Cette Fosse supposée, pourrait avoir été creusée dans le lit et en tête du Bras d'Ulmet. On peut la situer de nos jours dans la zone proximale de l'Egout de Roquemaure, à la hauteur du Mas de Pontevès ... Si cette Fosse a existé, sa longueur n'a pas été supérieure à 1200 métres et là encore, nous sommes aussi dans le domaine de la faisabilité.

Notons que d'autres chercheurs sont persuadés également qu'il a existé une Fosse entre Arles et Fossis Marianis; le problème étant qu'ils la situent du côté de l'ancien Galéjon, alors même qu'au début de notre ère, cette région des Costières de Crau n'était probablement pas inondée et qu'elle ne correspond pas du tout au passage du Rhône d'Ulmet.

 

Une troisième Fosse ?

 

S'il a bien existé un port à 500 mètres au large des Saintes Maries, il était tentant aussi pour le général, d'envisager de couper la péninsule de la bouche du Rhône de Saint Féréol par une autre Fosse, ne serait – ce que pour éviter les bancs de sable de son extrémité... Le gisement d'épaves antiques y est important; de plus, des pierres de gros appareils faisant penser à la présence d'un quai, ont été découvertes récemment à environ 500 mètres au large de Port Gardian.

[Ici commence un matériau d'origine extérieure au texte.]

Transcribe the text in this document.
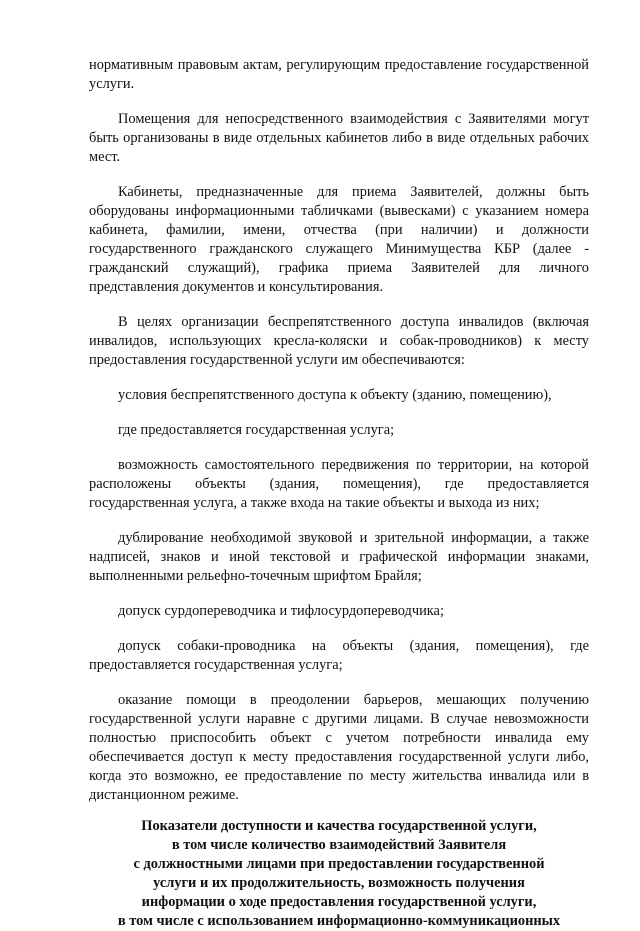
нормативным правовым актам, регулирующим предоставление государственной услуги.

Помещения для непосредственного взаимодействия с Заявителями могут быть организованы в виде отдельных кабинетов либо в виде отдельных рабочих мест.

Кабинеты, предназначенные для приема Заявителей, должны быть оборудованы информационными табличками (вывесками) с указанием номера кабинета, фамилии, имени, отчества (при наличии) и должности государственного гражданского служащего Минимущества КБР (далее - гражданский служащий), графика приема Заявителей для личного представления документов и консультирования.

В целях организации беспрепятственного доступа инвалидов (включая инвалидов, использующих кресла-коляски и собак-проводников) к месту предоставления государственной услуги им обеспечиваются:

условия беспрепятственного доступа к объекту (зданию, помещению),

где предоставляется государственная услуга;

возможность самостоятельного передвижения по территории, на которой расположены объекты (здания, помещения), где предоставляется государственная услуга, а также входа на такие объекты и выхода из них;

дублирование необходимой звуковой и зрительной информации, а также надписей, знаков и иной текстовой и графической информации знаками, выполненными рельефно-точечным шрифтом Брайля;

допуск сурдопереводчика и тифлосурдопереводчика;

допуск собаки-проводника на объекты (здания, помещения), где предоставляется государственная услуга;

оказание помощи в преодолении барьеров, мешающих получению государственной услуги наравне с другими лицами. В случае невозможности полностью приспособить объект с учетом потребности инвалида ему обеспечивается доступ к месту предоставления государственной услуги либо, когда это возможно, ее предоставление по месту жительства инвалида или в дистанционном режиме.

Показатели доступности и качества государственной услуги,
в том числе количество взаимодействий Заявителя
с должностными лицами при предоставлении государственной
услуги и их продолжительность, возможность получения
информации о ходе предоставления государственной услуги,
в том числе с использованием информационно-коммуникационных
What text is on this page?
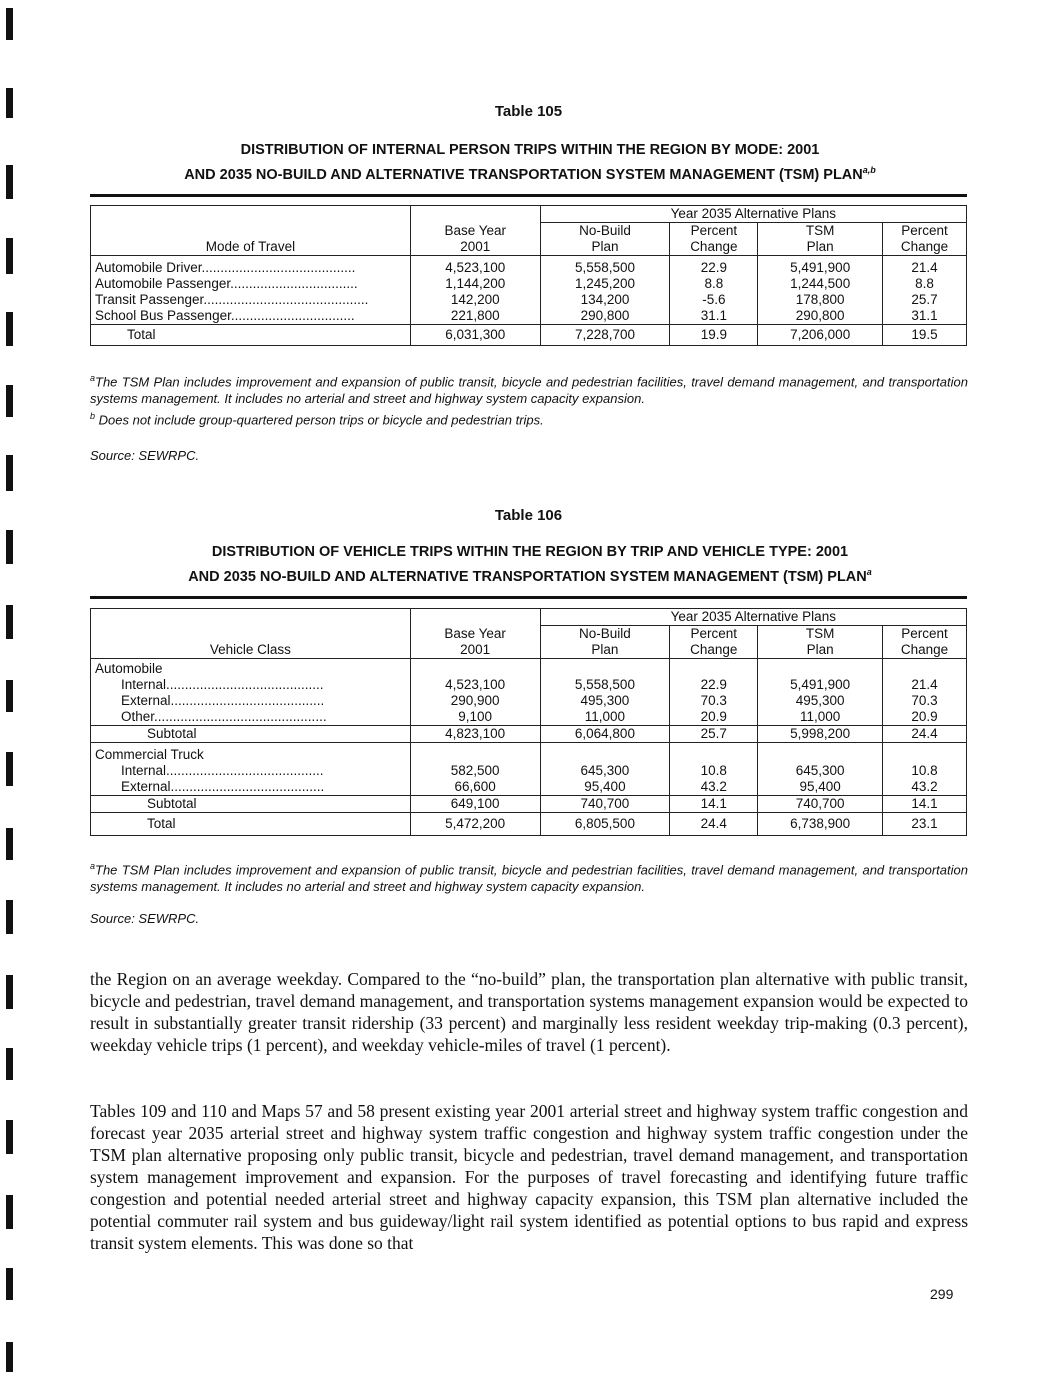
Table 105
DISTRIBUTION OF INTERNAL PERSON TRIPS WITHIN THE REGION BY MODE: 2001
AND 2035 NO-BUILD AND ALTERNATIVE TRANSPORTATION SYSTEM MANAGEMENT (TSM) PLAN$^{a,b}$
		Year 2035 Alternative Plans			
	Base Year	No-Build	Percent	TSM	Percent
Mode of Travel	2001	Plan	Change	Plan	Change
Automobile Driver.........................................	4,523,100	5,558,500	22.9	5,491,900	21.4
Automobile Passenger..................................	1,144,200	1,245,200	8.8	1,244,500	8.8
Transit Passenger............................................	142,200	134,200	-5.6	178,800	25.7
School Bus Passenger.................................	221,800	290,800	31.1	290,800	31.1
Total	6,031,300	7,228,700	19.9	7,206,000	19.5
$^a$The TSM Plan includes improvement and expansion of public transit, bicycle and pedestrian facilities, travel demand management, and transportation systems management. It includes no arterial and street and highway system capacity expansion.
$^b$ Does not include group-quartered person trips or bicycle and pedestrian trips.
Source: SEWRPC.
Table 106
DISTRIBUTION OF VEHICLE TRIPS WITHIN THE REGION BY TRIP AND VEHICLE TYPE: 2001
AND 2035 NO-BUILD AND ALTERNATIVE TRANSPORTATION SYSTEM MANAGEMENT (TSM) PLAN$^a$
		Year 2035 Alternative Plans			
	Base Year	No-Build	Percent	TSM	Percent
Vehicle Class	2001	Plan	Change	Plan	Change
Automobile					
Internal..........................................	4,523,100	5,558,500	22.9	5,491,900	21.4
External.........................................	290,900	495,300	70.3	495,300	70.3
Other..............................................	9,100	11,000	20.9	11,000	20.9
Subtotal	4,823,100	6,064,800	25.7	5,998,200	24.4
Commercial Truck					
Internal..........................................	582,500	645,300	10.8	645,300	10.8
External.........................................	66,600	95,400	43.2	95,400	43.2
Subtotal	649,100	740,700	14.1	740,700	14.1
Total	5,472,200	6,805,500	24.4	6,738,900	23.1
$^a$The TSM Plan includes improvement and expansion of public transit, bicycle and pedestrian facilities, travel demand management, and transportation systems management. It includes no arterial and street and highway system capacity expansion.
Source: SEWRPC.
the Region on an average weekday. Compared to the “no-build” plan, the transportation plan alternative with public transit, bicycle and pedestrian, travel demand management, and transportation systems management expansion would be expected to result in substantially greater transit ridership (33 percent) and marginally less resident weekday trip-making (0.3 percent), weekday vehicle trips (1 percent), and weekday vehicle-miles of travel (1 percent).
Tables 109 and 110 and Maps 57 and 58 present existing year 2001 arterial street and highway system traffic congestion and forecast year 2035 arterial street and highway system traffic congestion and highway system traffic congestion under the TSM plan alternative proposing only public transit, bicycle and pedestrian, travel demand management, and transportation system management improvement and expansion. For the purposes of travel forecasting and identifying future traffic congestion and potential needed arterial street and highway capacity expansion, this TSM plan alternative included the potential commuter rail system and bus guideway/light rail system identified as potential options to bus rapid and express transit system elements. This was done so that
299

La grande majorité des épaves antiques du golfe des Saintes, est en effet rassemblée entre le Petit-Rhône et Port Gardian, c'est à dire en travers de cette péninsule qui encadrait l'embouchure du Rhône de Saint Féréol.

Légende : en bleu les axes de navigation

 

NB : La coupe du quai de Carrelet (publiée ci - dessus) montre que suivant les crises hydrologiques,  la profondeur en ces lieux était tout au plus de 0.50 à 1.00 mètre ...

 

 

 

  • Nous publierons bientôt un document de cartes plus explicite.
  • Nous sommes entrain de mettre en page notre idée sur l'emplacement du "Camp de Marius" ...

 

LE CAMP DE Caïus MARIUS

 

et sa base navale ...

 

Il fallait barrer la route de Rome aux Barbares !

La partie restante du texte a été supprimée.